Ministros buscam retomar diálogo sobre tarifaço que castiga empresas brasileiras nos EUA

Após meses de impasse, governo Lula tenta reativar negociação com EUA para aliviar tarifas que pesam sobre exportadores brasileiros, enquanto mantém pressão diplomática em contexto tenso.
O governo Lula intensifica a ofensiva diplomática para tentar reverter o avanço do tarifaço imposto pelos Estados Unidos, que elevou em até 25% as tarifas sobre produtos brasileiros exportados ao mercado americano. Nesta segunda-feira (31), os ministros do Desenvolvimento, Indústria, Comércio e Serviços, Márcio Elias Rosa, e das Relações Exteriores, Mauro Vieira, participaram de reunião virtual com o representante comercial dos EUA, Jamieson Greer, na tentativa de reabrir um diálogo que estava suspenso desde 14 de julho.

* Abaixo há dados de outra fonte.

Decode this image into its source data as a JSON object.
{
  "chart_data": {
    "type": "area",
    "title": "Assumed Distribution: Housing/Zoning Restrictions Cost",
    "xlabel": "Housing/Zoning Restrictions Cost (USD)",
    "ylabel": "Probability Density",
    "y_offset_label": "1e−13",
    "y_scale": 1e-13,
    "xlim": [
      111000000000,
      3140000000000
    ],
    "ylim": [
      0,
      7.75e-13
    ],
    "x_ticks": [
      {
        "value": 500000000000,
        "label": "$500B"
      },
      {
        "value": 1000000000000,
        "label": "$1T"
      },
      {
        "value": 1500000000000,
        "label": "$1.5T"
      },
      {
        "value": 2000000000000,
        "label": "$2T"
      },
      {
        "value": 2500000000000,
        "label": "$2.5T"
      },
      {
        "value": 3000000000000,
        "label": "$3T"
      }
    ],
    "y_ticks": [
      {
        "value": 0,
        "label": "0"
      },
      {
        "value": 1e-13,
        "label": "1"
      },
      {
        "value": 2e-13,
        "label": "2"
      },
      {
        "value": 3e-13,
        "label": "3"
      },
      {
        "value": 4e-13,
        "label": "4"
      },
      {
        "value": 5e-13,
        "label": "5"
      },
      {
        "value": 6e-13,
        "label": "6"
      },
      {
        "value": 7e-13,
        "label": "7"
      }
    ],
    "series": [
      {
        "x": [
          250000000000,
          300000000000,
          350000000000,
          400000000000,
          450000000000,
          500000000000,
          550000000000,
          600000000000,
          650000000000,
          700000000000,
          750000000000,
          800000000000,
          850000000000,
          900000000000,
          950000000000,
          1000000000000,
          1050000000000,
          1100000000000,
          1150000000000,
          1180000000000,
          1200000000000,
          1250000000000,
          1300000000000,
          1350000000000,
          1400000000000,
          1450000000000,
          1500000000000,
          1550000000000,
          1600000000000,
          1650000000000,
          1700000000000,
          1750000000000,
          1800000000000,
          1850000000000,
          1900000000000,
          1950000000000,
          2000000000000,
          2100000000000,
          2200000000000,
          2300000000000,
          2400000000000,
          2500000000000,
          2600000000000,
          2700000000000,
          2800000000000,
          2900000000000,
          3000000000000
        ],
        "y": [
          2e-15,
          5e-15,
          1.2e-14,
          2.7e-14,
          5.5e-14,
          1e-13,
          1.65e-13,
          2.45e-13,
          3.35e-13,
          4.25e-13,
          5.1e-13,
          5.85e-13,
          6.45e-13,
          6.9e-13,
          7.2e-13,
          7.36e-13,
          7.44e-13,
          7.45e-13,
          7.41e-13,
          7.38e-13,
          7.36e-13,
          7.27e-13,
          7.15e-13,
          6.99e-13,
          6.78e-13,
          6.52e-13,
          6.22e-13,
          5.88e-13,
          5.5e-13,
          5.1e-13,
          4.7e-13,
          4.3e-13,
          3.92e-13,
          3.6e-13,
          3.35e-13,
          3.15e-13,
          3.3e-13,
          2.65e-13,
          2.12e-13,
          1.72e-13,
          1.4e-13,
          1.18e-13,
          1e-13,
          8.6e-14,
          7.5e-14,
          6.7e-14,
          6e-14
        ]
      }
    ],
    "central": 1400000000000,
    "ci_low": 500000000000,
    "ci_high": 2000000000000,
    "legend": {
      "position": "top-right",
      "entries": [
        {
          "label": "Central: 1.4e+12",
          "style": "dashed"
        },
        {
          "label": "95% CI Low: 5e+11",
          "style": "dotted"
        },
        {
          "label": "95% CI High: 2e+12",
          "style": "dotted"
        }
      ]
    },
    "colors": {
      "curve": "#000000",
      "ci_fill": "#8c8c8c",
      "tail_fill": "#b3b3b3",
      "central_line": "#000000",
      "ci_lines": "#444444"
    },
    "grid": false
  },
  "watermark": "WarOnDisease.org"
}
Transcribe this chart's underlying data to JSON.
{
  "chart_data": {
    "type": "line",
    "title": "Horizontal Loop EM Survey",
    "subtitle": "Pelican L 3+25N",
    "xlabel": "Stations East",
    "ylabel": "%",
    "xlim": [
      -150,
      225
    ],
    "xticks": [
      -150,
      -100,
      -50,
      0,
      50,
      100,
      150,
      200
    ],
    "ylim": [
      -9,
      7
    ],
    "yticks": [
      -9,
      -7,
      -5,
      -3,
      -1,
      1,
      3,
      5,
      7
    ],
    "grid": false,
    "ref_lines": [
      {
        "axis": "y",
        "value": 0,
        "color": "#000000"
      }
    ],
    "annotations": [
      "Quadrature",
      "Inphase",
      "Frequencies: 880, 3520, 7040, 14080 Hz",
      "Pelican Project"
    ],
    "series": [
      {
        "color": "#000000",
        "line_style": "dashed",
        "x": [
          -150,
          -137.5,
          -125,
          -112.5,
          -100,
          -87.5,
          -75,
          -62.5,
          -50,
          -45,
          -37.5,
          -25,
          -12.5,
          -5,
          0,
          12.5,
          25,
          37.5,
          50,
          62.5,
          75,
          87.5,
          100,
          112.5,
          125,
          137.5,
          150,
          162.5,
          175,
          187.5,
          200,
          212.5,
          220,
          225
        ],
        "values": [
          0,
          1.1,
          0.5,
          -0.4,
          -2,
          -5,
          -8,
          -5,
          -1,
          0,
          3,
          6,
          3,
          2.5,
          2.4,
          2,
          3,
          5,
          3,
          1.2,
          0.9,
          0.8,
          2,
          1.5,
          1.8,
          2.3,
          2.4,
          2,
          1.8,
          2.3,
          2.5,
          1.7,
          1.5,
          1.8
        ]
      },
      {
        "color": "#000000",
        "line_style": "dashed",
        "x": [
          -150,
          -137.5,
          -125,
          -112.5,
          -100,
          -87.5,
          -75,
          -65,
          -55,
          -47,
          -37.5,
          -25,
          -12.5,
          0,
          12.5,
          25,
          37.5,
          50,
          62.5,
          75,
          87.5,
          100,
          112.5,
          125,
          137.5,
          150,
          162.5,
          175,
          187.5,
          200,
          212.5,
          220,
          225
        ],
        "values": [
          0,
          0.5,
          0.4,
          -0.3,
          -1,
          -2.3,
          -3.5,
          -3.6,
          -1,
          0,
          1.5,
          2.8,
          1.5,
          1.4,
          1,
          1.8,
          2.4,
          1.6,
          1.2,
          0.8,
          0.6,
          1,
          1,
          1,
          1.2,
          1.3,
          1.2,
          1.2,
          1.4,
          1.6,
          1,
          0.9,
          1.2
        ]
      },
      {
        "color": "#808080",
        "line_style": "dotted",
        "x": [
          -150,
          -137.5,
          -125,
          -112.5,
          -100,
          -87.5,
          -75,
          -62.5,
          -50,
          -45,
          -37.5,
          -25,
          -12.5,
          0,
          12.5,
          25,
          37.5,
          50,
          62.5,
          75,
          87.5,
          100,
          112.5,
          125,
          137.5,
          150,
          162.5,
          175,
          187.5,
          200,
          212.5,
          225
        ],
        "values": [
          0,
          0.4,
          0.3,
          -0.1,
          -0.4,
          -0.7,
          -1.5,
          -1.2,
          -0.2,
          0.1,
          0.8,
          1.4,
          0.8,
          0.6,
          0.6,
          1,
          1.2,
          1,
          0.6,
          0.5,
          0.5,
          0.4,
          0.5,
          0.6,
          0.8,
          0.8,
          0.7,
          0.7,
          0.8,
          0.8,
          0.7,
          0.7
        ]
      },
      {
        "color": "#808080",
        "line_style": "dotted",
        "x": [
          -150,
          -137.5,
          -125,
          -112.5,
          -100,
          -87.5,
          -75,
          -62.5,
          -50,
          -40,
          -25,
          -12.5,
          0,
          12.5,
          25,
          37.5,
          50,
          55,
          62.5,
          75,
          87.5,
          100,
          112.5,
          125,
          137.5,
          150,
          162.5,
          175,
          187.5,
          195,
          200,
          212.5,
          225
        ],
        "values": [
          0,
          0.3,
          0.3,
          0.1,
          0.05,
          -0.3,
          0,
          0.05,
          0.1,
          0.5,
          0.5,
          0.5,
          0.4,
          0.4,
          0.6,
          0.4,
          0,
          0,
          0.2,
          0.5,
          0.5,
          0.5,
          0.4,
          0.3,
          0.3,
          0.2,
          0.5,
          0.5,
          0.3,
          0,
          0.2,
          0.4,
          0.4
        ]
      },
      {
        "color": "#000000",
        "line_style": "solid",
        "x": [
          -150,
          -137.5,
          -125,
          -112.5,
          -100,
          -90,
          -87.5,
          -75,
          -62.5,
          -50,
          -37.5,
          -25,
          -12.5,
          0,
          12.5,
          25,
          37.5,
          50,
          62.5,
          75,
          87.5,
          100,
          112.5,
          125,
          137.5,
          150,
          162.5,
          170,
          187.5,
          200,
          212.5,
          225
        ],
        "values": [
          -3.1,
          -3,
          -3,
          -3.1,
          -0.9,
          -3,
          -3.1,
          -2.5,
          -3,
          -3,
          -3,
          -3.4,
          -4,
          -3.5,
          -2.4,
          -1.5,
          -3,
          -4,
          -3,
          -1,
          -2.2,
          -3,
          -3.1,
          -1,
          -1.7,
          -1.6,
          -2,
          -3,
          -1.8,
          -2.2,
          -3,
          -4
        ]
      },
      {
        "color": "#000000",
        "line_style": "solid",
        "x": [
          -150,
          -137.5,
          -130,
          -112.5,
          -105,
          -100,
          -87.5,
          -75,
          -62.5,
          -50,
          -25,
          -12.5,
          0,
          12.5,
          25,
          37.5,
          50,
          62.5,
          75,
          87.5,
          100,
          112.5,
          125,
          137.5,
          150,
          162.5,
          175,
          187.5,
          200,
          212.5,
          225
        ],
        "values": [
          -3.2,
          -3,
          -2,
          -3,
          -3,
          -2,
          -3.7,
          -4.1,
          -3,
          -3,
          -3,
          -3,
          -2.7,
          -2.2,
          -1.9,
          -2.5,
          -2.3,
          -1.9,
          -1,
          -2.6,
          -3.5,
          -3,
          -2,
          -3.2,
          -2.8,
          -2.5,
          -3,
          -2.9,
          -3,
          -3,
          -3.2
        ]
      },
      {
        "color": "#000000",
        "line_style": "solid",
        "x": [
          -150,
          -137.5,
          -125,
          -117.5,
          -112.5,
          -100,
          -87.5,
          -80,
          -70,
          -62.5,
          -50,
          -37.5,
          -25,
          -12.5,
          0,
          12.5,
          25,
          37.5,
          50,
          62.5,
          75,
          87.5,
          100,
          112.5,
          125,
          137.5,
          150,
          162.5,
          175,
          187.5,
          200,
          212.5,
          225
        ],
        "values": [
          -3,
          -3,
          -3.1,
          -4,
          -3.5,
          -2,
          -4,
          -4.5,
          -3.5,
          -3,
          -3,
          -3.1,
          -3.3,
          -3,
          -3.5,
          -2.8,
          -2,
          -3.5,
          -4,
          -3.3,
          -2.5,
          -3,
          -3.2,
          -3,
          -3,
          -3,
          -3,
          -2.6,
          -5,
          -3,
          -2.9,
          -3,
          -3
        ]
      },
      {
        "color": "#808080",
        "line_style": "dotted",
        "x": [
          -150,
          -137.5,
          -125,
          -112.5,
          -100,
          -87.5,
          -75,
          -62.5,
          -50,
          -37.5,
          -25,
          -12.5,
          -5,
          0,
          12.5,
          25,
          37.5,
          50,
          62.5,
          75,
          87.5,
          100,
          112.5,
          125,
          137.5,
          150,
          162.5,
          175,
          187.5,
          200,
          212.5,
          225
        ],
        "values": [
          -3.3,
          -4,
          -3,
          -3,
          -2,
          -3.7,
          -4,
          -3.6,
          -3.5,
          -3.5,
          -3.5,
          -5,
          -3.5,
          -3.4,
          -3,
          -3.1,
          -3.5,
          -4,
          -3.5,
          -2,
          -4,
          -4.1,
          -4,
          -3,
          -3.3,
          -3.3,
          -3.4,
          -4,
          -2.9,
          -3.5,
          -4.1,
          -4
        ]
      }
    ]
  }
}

Diálogo tenso e sem avanços prévios
Segundo Márcio Elias, as negociações anteriores foram duras e marcaram um impasse sem avanços significativos. A expectativa é que o encontro desta segunda seja novamente complicado, mas com a orientação clara do presidente Lula de tratar todos os temas sem restrições, ainda que preservando os interesses nacionais. A estratégia do governo é ampliar a lista de setores isentos das sobretaxas, que atualmente inclui itens como café, carne bovina, petróleo cru, aeronaves e celulose.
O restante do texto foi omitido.